Originally Posted by
Drum
To your first. So what? You commute in to make your trip. Period.
I commute to a NE base. It's a pain, especially after we throttled the flights as result of C-19 and most of our rotations there on my equipment are uncommutable on the front and back end. Sometimes I leave a day or 2 early to insure I am in position for the start of the trip. That is my responsibility to my employer.
If you can't be responsible to be in place for the start of your trip, maybe time to go do something else. Kicking our retirees in the back is not how this is solved. You being disciplined and professional is.
To your second statement. It has nothing to do with pass priority. A vindictive comment on your part.
You misunderstand how commuting works, you cant predict what the flight loads will be the next morning. If you wanna come in two days early thats on you, but no one except you does that.

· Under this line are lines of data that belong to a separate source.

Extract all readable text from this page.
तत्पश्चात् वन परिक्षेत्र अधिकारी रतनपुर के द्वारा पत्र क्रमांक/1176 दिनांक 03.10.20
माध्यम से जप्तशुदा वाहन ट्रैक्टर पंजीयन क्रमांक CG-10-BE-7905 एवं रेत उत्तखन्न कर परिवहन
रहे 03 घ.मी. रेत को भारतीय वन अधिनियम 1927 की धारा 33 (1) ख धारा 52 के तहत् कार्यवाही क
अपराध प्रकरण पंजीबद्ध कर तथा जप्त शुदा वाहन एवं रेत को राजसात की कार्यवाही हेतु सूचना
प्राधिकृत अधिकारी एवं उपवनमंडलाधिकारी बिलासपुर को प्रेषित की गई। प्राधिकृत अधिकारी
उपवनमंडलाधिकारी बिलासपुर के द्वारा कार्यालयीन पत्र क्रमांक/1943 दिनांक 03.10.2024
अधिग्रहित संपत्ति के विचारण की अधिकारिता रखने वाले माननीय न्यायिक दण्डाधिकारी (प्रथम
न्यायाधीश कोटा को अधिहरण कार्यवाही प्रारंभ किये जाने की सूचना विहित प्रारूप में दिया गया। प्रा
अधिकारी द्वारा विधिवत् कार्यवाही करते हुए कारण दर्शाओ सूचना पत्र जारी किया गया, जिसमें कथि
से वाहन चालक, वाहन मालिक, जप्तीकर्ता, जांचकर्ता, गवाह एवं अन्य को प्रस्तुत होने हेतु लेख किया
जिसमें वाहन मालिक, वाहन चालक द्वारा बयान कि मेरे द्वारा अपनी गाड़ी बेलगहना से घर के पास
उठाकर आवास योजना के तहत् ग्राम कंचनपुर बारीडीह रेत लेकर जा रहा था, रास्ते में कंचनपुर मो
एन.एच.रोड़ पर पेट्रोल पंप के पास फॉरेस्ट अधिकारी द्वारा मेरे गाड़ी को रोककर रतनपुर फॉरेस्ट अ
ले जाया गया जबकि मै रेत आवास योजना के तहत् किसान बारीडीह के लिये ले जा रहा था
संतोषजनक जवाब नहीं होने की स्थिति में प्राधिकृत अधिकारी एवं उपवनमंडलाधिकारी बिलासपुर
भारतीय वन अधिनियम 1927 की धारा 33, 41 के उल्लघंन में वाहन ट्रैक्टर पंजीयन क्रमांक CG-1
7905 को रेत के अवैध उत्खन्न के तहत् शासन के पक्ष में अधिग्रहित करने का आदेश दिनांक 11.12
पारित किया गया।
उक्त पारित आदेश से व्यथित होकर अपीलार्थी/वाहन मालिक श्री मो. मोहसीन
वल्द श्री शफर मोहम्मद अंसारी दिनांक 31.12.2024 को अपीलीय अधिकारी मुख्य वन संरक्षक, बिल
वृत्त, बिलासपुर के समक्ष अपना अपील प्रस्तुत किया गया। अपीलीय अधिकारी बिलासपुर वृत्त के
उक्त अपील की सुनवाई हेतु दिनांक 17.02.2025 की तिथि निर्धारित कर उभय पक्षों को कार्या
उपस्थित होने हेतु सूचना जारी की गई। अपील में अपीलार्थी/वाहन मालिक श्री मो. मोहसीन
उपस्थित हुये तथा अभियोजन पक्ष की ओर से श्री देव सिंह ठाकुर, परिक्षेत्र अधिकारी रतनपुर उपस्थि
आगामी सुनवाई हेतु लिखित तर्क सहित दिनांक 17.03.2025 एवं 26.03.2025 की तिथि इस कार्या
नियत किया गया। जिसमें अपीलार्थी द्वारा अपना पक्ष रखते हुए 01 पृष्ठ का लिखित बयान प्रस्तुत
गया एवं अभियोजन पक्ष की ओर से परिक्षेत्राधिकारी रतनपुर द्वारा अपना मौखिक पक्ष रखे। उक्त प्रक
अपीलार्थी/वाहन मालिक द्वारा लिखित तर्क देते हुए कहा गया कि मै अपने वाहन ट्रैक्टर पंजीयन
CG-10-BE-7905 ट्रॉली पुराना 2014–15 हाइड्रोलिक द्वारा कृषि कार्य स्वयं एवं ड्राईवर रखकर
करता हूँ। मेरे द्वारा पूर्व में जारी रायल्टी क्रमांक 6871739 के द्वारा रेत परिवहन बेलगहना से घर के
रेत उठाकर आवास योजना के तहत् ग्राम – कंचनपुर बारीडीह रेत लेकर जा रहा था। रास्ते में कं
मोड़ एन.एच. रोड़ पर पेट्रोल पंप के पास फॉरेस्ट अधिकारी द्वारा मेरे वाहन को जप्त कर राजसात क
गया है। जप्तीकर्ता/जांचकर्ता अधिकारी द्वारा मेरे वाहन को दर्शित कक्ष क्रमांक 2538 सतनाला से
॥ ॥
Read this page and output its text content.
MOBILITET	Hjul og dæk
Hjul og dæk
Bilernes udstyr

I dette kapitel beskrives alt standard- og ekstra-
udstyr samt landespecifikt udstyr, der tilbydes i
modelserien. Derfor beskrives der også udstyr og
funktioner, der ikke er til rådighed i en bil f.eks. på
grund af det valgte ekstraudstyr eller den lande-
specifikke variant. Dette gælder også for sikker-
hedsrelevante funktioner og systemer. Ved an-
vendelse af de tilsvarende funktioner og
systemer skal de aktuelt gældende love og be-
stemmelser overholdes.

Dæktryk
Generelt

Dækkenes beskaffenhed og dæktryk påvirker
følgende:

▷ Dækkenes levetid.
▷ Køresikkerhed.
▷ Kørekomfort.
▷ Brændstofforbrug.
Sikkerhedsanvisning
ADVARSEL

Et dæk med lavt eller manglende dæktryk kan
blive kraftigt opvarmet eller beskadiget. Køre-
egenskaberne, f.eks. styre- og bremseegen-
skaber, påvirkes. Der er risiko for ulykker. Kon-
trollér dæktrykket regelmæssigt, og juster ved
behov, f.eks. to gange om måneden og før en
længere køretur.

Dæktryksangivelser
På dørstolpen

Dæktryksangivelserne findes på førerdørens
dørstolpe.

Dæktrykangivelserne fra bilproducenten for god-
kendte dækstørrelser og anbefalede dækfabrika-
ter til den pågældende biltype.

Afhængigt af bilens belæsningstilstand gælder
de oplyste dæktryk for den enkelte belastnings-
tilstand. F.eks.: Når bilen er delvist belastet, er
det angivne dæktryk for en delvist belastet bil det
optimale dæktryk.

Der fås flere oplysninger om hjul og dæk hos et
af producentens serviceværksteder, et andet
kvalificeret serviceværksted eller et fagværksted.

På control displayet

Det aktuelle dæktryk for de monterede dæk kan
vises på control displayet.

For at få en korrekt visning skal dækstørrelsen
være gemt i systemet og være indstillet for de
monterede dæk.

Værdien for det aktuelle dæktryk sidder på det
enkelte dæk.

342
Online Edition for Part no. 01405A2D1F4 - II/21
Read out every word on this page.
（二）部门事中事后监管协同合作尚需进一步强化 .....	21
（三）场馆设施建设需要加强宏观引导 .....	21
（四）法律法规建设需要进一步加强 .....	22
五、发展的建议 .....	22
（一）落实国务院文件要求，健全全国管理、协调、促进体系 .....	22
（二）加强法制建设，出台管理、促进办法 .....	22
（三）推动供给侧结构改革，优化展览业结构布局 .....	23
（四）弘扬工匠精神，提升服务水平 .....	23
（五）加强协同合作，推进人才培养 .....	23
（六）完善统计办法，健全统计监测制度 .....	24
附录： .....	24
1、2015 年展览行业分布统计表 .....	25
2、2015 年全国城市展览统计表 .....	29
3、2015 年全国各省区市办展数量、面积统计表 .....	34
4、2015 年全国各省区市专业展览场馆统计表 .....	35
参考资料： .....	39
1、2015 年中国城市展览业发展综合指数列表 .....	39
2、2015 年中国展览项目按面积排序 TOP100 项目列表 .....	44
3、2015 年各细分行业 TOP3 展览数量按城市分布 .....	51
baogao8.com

Second, there's no one in nyc to cover said pilot who at 8am (his second shot to work) the 12pm or 1pm start. That flight is cancelled, as are his next 2-4. 30 - 50 times every morning delta was going to have to cancel 1-4 flights per pilot.
I dont know why you keep reducing this down to incorrect simplicity. If the EDV pilot doesn't get to NYC at the time this change was made, you'd cancel 3, flights at a minimum. Delta, at the time, had already tried pushing the flight onto other contract carriers. Air wisconsin refused and cancelled their delta contract under Delta pressure as a FOAD move. No other contract carrier would touch the flying without an exorbitant fee.
Delta made a business decision. EDV pilots didnt even ask for it. The only way you can blame them is if you go back in time years to when edv was placed as S3b (Pinnacle days? Pre edv). Edv alpa union was trying to leverage delta to pay edv more so guys could afford to live in nyc, they weren't begging for s3a.